Das heißt, dass kriminellen Rauschgifthändlern freie Hand gelassen wird, weil sich durch deren Kontrolle Unbeteiligte gestört fühlen könnten, die den Park zum Übernachten nutzen.

Das ist ein höchst merkwürdiges Rechtsverständnis, passt aber wiederum in die sich seit langer Zeit steigernde Humanitätsduselei.

Achtet man auf das, was uns über die Medien vermittelt wird, bemerkt man das Fehlen klarer und eindeutiger Aussagen. Stattdessen wird ständig herumgeeiert. Nur niemandem zu nahe treten, nur niemanden diskriminieren, nur immer allen Wohl und niemand Wehe. Nur immer sanft säuseln. Nur keine Eindeutigkeit.
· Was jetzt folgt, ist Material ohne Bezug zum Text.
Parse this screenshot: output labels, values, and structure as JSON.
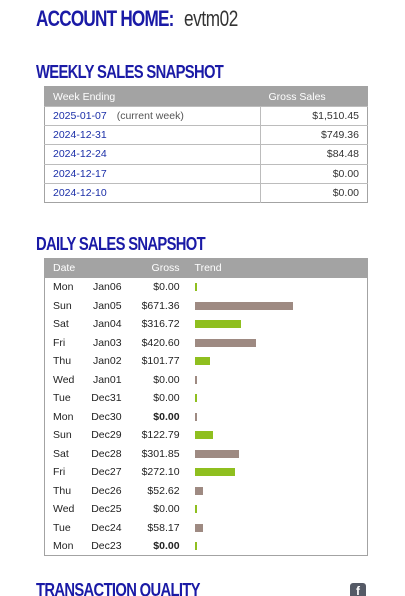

Jeder Redner wird seinen Vortrag deshalb vorher danach durchforsten, ob er irgendeine Aussage enthält, die jemanden verärgern könnte. Nach erfolgter Selbstzensur hält er dann einen nichtssagenden Vortrag.

Genau das ist der Sumpfboden, auf dem linksgrüne Spintisierereien prächtig gedeihen.

Die Frage ist, ob wir noch genügend Widerstandskraft haben, oder ob wir auch schon allesamt weichgekocht sind.


Was kann vom Wort Gottes dazu gesagt werden?


Ich ereiferte mich über die Ruhmredigen. Was sie reden, soll vom Himmel herab geredet sein; was sie sagen, das soll gelten auf Erden. Darum fällt ihnen der Pöbel zu und läuft ihnen zu in Haufen wie Wasser. Ja, du stellst sie auf schlüpfrigen Grund und stürzest sie zu Boden. Wie werden sie so plötzlich zunichte!

Psalm 73, Verse 3, 9, 10, 18, 19


Seit dem ich ihn zum ersten Mal gelesen habe, hat es mir der Psalm 73 besonders angetan, denn er beschreibt eine an sich alltägliche Situation.

Auf der einen Seite die Großmäuler, die überzeugend schwafeln können und denen die Mange nachläuft, und auf der anderen Seite der biedere Gläubige, der versucht, ehrlich zu sein und sich dabei als der Dumme erweist.

Und so was tut weh und hat seit eh und je die in dieser Weise Benachteiligten empört und in Anfechtung und Glaubenszweifel gebracht, und dafür ist der Psalm 73 ein treffendes Beispiel.

Der angefochtene Gläubige wäre hier fast gestrauchelt, nahm dann aber seine Zuflucht zu Gott und erkannte, dass nicht er der Dumme ist, sondern das Großmaul, das auf einem schlüpfrigen Grund steht und mit dem es überraschend schnell zu Ende gehen kann, während er, wenn er sich zu Gott hält, auf der sicheren Seite steht.

Das ist eine Aussage von zeitloser Gültigkeit und gilt deshalb auch für unsere Zeit.

Allenthalben werden große Reden geschwungen, die den Einzelnen verunsichern können. Der Psalm 73 lehrt uns, dass wir uns nicht verunsichern lassen, sondern auf das Ende blicken sollen, und da zeigt uns schon die Erfahrung, dass immer alles ganz anders kommt und dass diejenigen, die heute das Sagen haben, schon bald nichts mehr zu sagen haben.

Wir sollen uns an Gott und seinem zeitlos gültigen Wort ausrichten weil wir nur dann auf der sicheren Seite stehen.